Таким образом, отдельный индивид лишь постольку является человеком в точном смысле слова, поскольку он в индивидуальной форме воплощает всеобщее, т.е. реализует (именно своей индивидуальностью) всеобщие сущностные силы человечества, выступающие в виде той или иной совокупности исторически развившихся способностей – специфически человеческих способов деятельности, - и именно в обществе – в процессе взаимодействия с другими людьми и активного действия с предметами, созданными одним человеком для другого человека, индивид усваивает всеобщие способы действия и нормы общения – обращает их в собственные способности к деятельности, общению, познанию, творчеству - ко всем практикам, посредством которых человек совместно с другими людьми реализует свое – именно человеческое отношение к миру, т.е. преобразует его и строит свой собственный мир, представляющий целостность общественно-культурного бытия; предметный мир человека есть результат осуществленного посредством деятельности «снятия» формы природных вещей в форме сверхприродных предметов, строение и значение которых положено не природной необходимостью, но задается уже функциями их в составе общественно-культурной жизнедеятельности (всякое природное основание становится моментом функционирования и развития «второй природы» - «общественно-культурного организма» - «неорганического тела» человека); все творения человека столь же реальны, сколь и идеальны, ведь идеализация – необходимый момент реальной деятельности: «деятельность и есть постоянное отрицание наличных форм вещей, их «снятие» в новых формах, протекающее по всеобщим закономерностям, а эти последние также выражаются в идеальных формах – в формах знания и мышления», благодаря чему реализуется идеальное представление вещей природного мира в снятом виде - как предмета и продукта деятельности, необходимо опосредующее саму деятельность; но идеальное представлено не только в головах, т.е. субъективно, но и объективно - в культурной форме любого предмета, само обращается активной формой деятельности, - опредмеченная в языке, произведениях и орудиях труда, форма деятельности может стать объектом деятельного преобразования.

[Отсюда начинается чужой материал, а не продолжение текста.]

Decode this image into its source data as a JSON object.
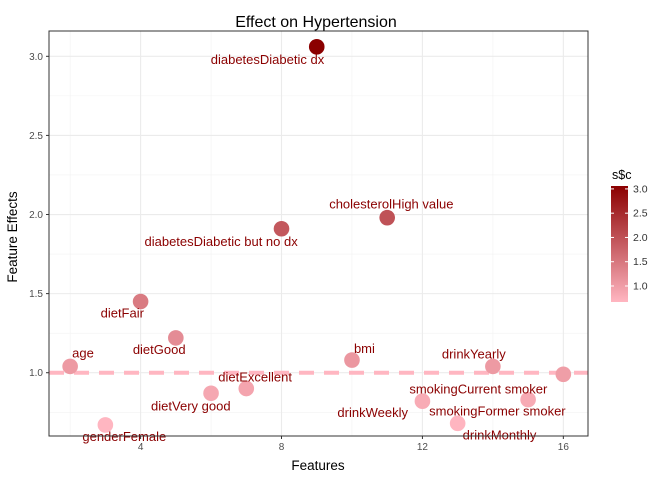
{
  "chart_data": {
    "type": "scatter",
    "title": "Effect on Hypertension",
    "xlabel": "Features",
    "ylabel": "Feature Effects",
    "xlim": [
      1.4,
      16.7
    ],
    "ylim": [
      0.6,
      3.16
    ],
    "xticks": [
      4,
      8,
      12,
      16
    ],
    "yticks": [
      1.0,
      1.5,
      2.0,
      2.5,
      3.0
    ],
    "ytick_labels": [
      "1.0",
      "1.5",
      "2.0",
      "2.5",
      "3.0"
    ],
    "grid": true,
    "reference_line": {
      "y": 1.0,
      "style": "dashed",
      "color": "#ffb6c1"
    },
    "color_scale": {
      "low": "#ffb6c1",
      "high": "#8b0000",
      "min": 0.67,
      "max": 3.06
    },
    "legend": {
      "title": "s$c",
      "ticks": [
        1.0,
        1.5,
        2.0,
        2.5,
        3.0
      ],
      "tick_labels": [
        "1.0",
        "1.5",
        "2.0",
        "2.5",
        "3.0"
      ],
      "placement": "right"
    },
    "points": [
      {
        "x": 2,
        "y": 1.04,
        "label": "age"
      },
      {
        "x": 3,
        "y": 0.67,
        "label": "genderFemale"
      },
      {
        "x": 4,
        "y": 1.45,
        "label": "dietFair"
      },
      {
        "x": 5,
        "y": 1.22,
        "label": "dietGood"
      },
      {
        "x": 6,
        "y": 0.87,
        "label": "dietVery good"
      },
      {
        "x": 7,
        "y": 0.9,
        "label": "dietExcellent"
      },
      {
        "x": 8,
        "y": 1.91,
        "label": "diabetesDiabetic but no dx"
      },
      {
        "x": 9,
        "y": 3.06,
        "label": "diabetesDiabetic dx"
      },
      {
        "x": 10,
        "y": 1.08,
        "label": "bmi"
      },
      {
        "x": 11,
        "y": 1.98,
        "label": "cholesterolHigh value"
      },
      {
        "x": 12,
        "y": 0.82,
        "label": "drinkWeekly"
      },
      {
        "x": 13,
        "y": 0.68,
        "label": "drinkMonthly"
      },
      {
        "x": 14,
        "y": 1.04,
        "label": "drinkYearly"
      },
      {
        "x": 15,
        "y": 0.83,
        "label": "smokingFormer smoker"
      },
      {
        "x": 16,
        "y": 0.99,
        "label": "smokingCurrent smoker"
      }
    ]
  }
}
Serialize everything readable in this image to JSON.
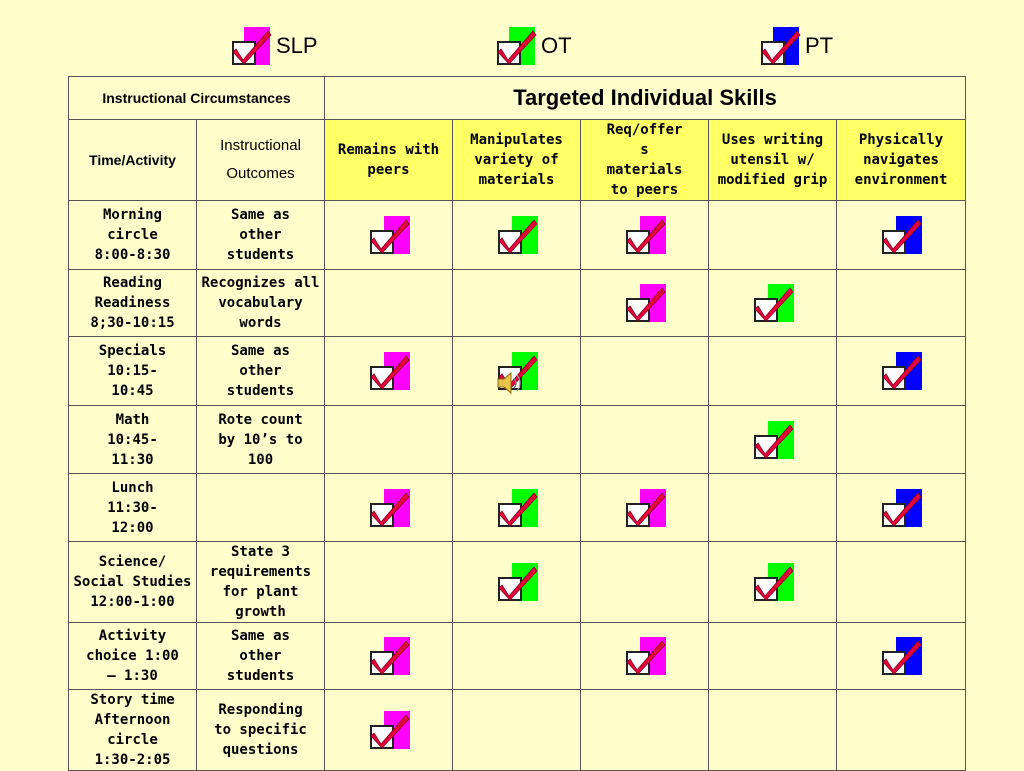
{
  "colors": {
    "slp": "#FF00FF",
    "ot": "#00FF00",
    "pt": "#0000FF",
    "check": "#E4003A",
    "header_fill": "#FFFF66",
    "background": "#FFFFCC"
  },
  "legend": [
    {
      "key": "slp",
      "label": "SLP",
      "icon": "checkbox-magenta-icon"
    },
    {
      "key": "ot",
      "label": "OT",
      "icon": "checkbox-green-icon"
    },
    {
      "key": "pt",
      "label": "PT",
      "icon": "checkbox-blue-icon"
    }
  ],
  "table": {
    "header_left": "Instructional Circumstances",
    "header_title": "Targeted Individual Skills",
    "col_time": "Time/Activity",
    "col_outcomes": "Instructional Outcomes",
    "skills": [
      "Remains with peers",
      "Manipulates variety of materials",
      "Req/offer s materials to peers",
      "Uses writing utensil w/ modified grip",
      "Physically navigates environment"
    ],
    "rows": [
      {
        "time": "Morning circle 8:00-8:30",
        "outcome": "Same as other students",
        "checks": [
          "slp",
          "ot",
          "slp",
          "",
          "pt"
        ]
      },
      {
        "time": "Reading Readiness 8;30-10:15",
        "outcome": "Recognizes all vocabulary words",
        "checks": [
          "",
          "",
          "slp",
          "ot",
          ""
        ]
      },
      {
        "time": "Specials 10:15-10:45",
        "outcome": "Same as other students",
        "checks": [
          "slp",
          "ot",
          "",
          "",
          "pt"
        ]
      },
      {
        "time": "Math 10:45-11:30",
        "outcome": "Rote count by 10’s to 100",
        "checks": [
          "",
          "",
          "",
          "ot",
          ""
        ]
      },
      {
        "time": "Lunch 11:30-12:00",
        "outcome": "",
        "checks": [
          "slp",
          "ot",
          "slp",
          "",
          "pt"
        ]
      },
      {
        "time": "Science/ Social Studies 12:00-1:00",
        "outcome": "State 3 requirements for plant growth",
        "checks": [
          "",
          "ot",
          "",
          "ot",
          ""
        ]
      },
      {
        "time": "Activity choice 1:00 – 1:30",
        "outcome": "Same as other students",
        "checks": [
          "slp",
          "",
          "slp",
          "",
          "pt"
        ]
      },
      {
        "time": "Story time Afternoon circle 1:30-2:05",
        "outcome": "Responding to specific questions",
        "checks": [
          "slp",
          "",
          "",
          "",
          ""
        ]
      }
    ]
  },
  "speaker_icon": "speaker-icon"
}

Человек самоопределяется как такая конечная сверхприродная форма бытия, которая, с одной стороны, снимает, обособляет и удерживает в себе объективную логику мирового процесса (обособление логики мира вне его самого – «снятие» и «погружение» законна природы в основание сверхприродного – культурного бытия есть принцип человеческого мировоспроизведения), т.е. выступает субъектом, поскольку может идеально выражать сущность и меру бытия любого предмета и реально полагать отношения вещей в объективном мире посредством деятельности, а с другой стороны, человек способен сознательно преобразовывать саму форму своей деятельности, идеально выделяемую и запечатляемую в орудиях, в языке, в собственных произведениях, т.е. выступает субъектом, поскольку может модифицировать и развивать сами социально развернутые формы своего существования; становление и развитие человека во всеобщем смысле – человека как личности, актуализирующей себя в ансамбле общественных отношений - предполагает деятельное и творческое присвоение содержательного богатства исторически развитой материальной и духовной культуры, причем не готовых результатов культурного развития, но результатов «вместе с процессом, их породившим, в месте с историей их созидающей». Так в марксизме трансформируется методология развития идеи и принципа "образования" в «Феноменологии духа» Гегеля: индивидуальное сознание возвышается до всеобщего – становится формой абсолютного знания, проходя в своем становлении всю историю эксплицируемых на себе духовных формообразований и прорабатывая себя в них до противоречия, снимаемого на каждой последующей ступени развития, до полноты содержательно-конкретного самоопределения во всеобщем культуры).

 


[1] Термин был введен Муром для выражения отношения вида "Если А истинно, то В истинно", отличного от материальной импликации.